Mera olan bir yerin zilyetlik yoluyla kazanılması mümkün bulunmadığı gibi, baraj göl suları altında kalmadan önce kazanıldığına veya zilyetliğinin tesbitine karar verilemez.
Ramazan ve Bedir ile Hazine ve Ç. Köyü Muhtarlığı aralarındaki mülkiyetin tespiti davasının reddi K: Asliye Hukuk Hakimliği’nden verilen 7.6.2000 gün ve 76-121 sayılı hükmün Yargıtay’ca incelenmesi davacılar vekili tarafından süresinde istenilmiş olmakla, dosya incelendi, gereği düşünüldü:
Davacılar vekili, 408 parselin belli bölümlerinin vekil edenlerinin mülkiyetinde bulunduğunun tespitine karar verilmesini istemiştir.
Davalı Hazine vekili, davanın reddine karar verilmesini savunmuştur.
Mahkemece, davanın reddine karar verilmesi üzerine; hüküm, davacılar vekili tarafından temyiz edilmiştir.
Dava konusu taşınmaz bölümünü kapsayan 408 parsele ait kadastro tutanağında, A. köyünün kadim merası olduğunun muhtar ve bilirkişiler tarafından bildirilmesi üzerine 22.6.1977 tarihinde köy orta malı mera olarak sınırlandırılmıştır. Davacılar ve davada taraf durumunu almayan başka kimselerin K: Kadastro Mahkemesine açtıkları tespite itiraz davası sonunda 9.11.1995 gün ve 1991/82 esas, 1995/138 karar sayılı hükümle dava konusu yerin baraj göl suları altında kalmış olması nedeniyle tespit dışı bırakılmasına karar verilmiş ve hüküm 9.5.1996 tarihinde kesinleşmiştir. Davacılar bu kez açmış oldukları dava ile 408 parselin kapsamında kalan kendilerine ait yer üzerindeki mülkiyetlerinin tespitine karar verilmesini istemişlerdir.
Davanın açıldığı tarihte dava konusu taşınmaz göl suları altında bulunan bir yerdir. Bu durumda uyuşmazlığın yukarıda tarihi ve sayısı yazılı kadastro mahkemesince toplanan delillere göre çözüme kavuşturulması gerekir. Kadastro Mahkemesince 11.3.1991 tarihinde yapılan keşifte dinlenen yerel bilirkişi ve tanıklar ile tutanak bilirkişileri , dava konusu taşınmaz bölümünün dört tarafının mera ile çevrili olduğunu, ancak tespit tarihinden geriye doğru davacı ve miras bırakanları tarafından tasarruf edildiğini, ziraatçı uzman bilirkişi de 2. sınıf kültür arazisi niteliğinde bulunduğunu bildirmiştir.
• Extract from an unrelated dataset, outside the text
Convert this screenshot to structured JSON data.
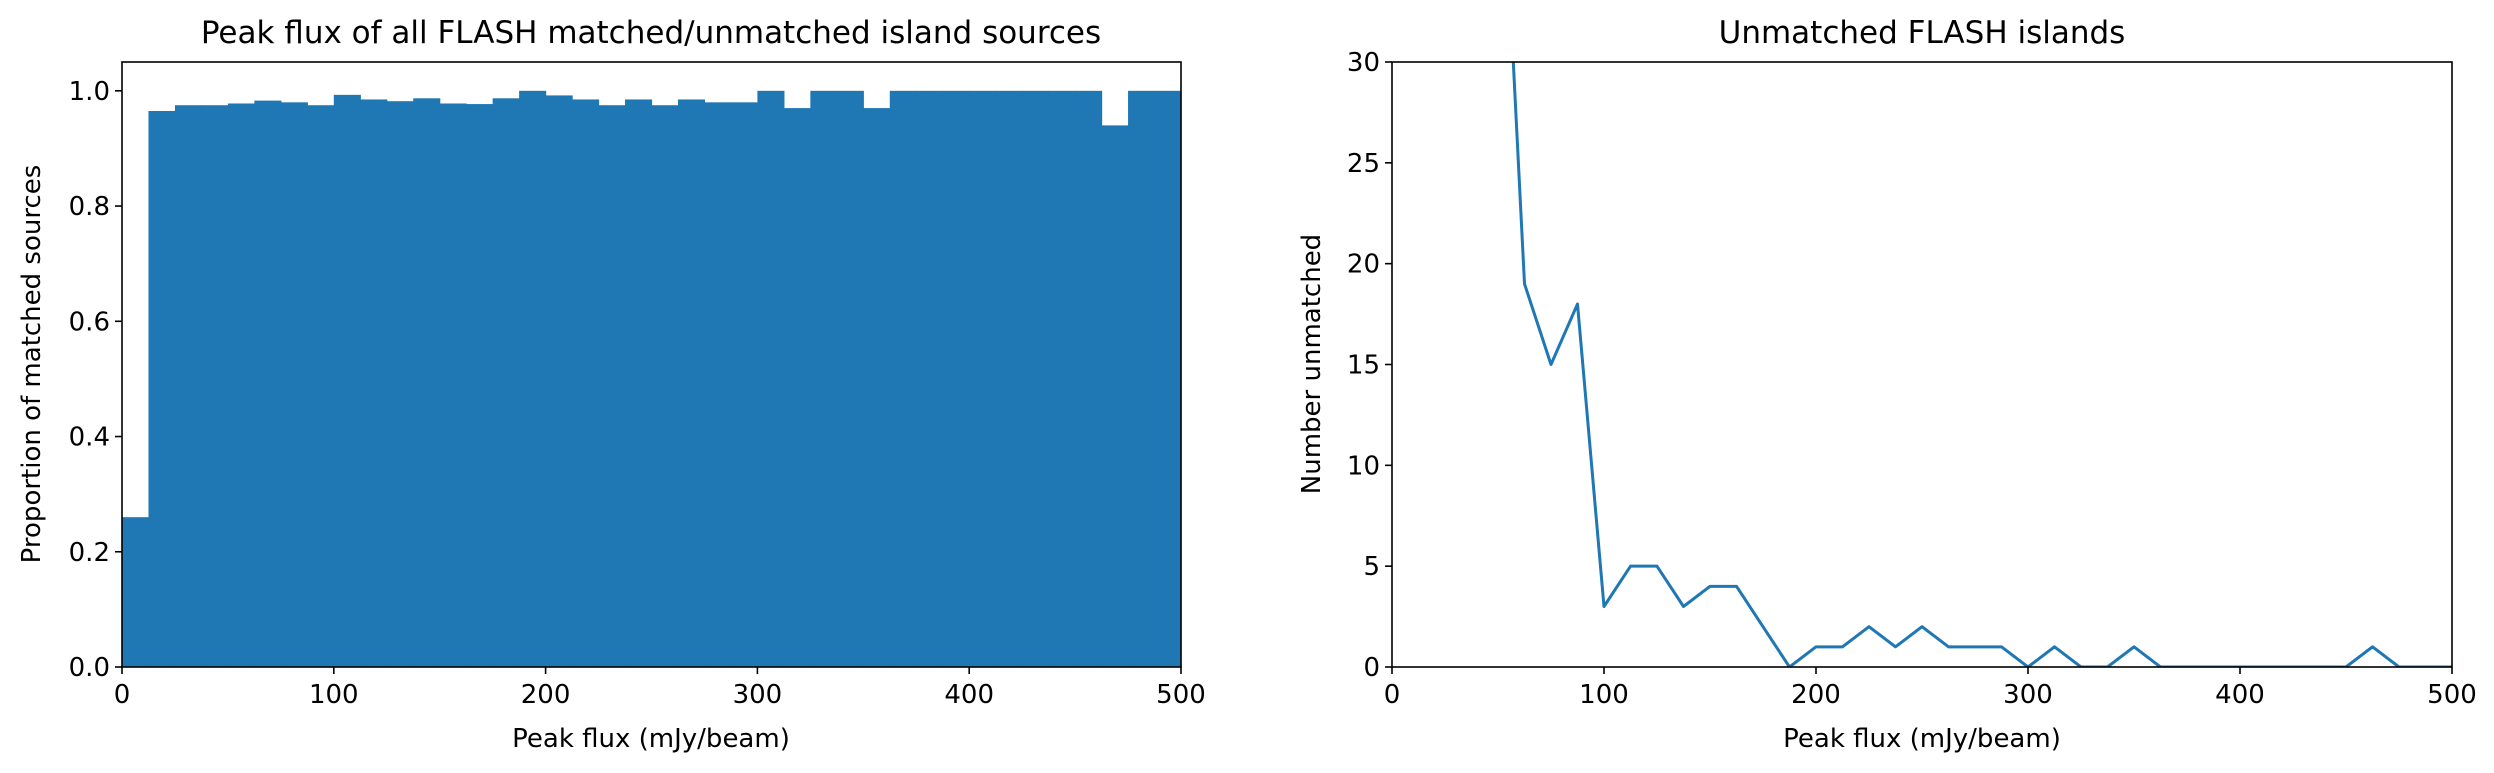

Mahkemece hava fotoğrafları üzerinde yapılan incelemede taşınmazın sırt, tepe ve derelerden oluştuğu, üzerinde ziraat faaliyetlerinde bulunulduğuna dair bir belirtinin olmadığı, taşınmazın göl suları altında bulunduğu açıklanmak suretiyle davanın reddine karar verilmiştir. Taşınmazın su altında kalmasından sonra hava fotoğrafları üzerinde yapılan incelemeye dayanılarak davanın reddine karar verilmiş olması doğru değil ise de, Kadastro Mahkemesince taşınmazın su altında kalmadan önce yapılan keşfinde çevresinin mera ile çevrili bulunan bir yer olduğu belirlenmiş bulunduğuna göre taşınmazın meradan elde edildiği sonucu ortaya çıkmaktadır.
Mera olan bir yerin zilyetlik yoluyla kazanılması mümkün bulunmadığı gibi baraj göl suları altında kalmadan önce kazanıldığına veya zilyetliğinin tespitine karar verilemez.Redde ilişkin hüküm bu bakımdan sonucu itibariyle doğru olmaktadır.
Sonuç: Davacılar vekilinin temyiz itirazlarının reddi ile usul ve kanuna uygun bulunan hükmün ONANMASINA, 2.6.2003 tarihinde oybirliğiyle karar verildi.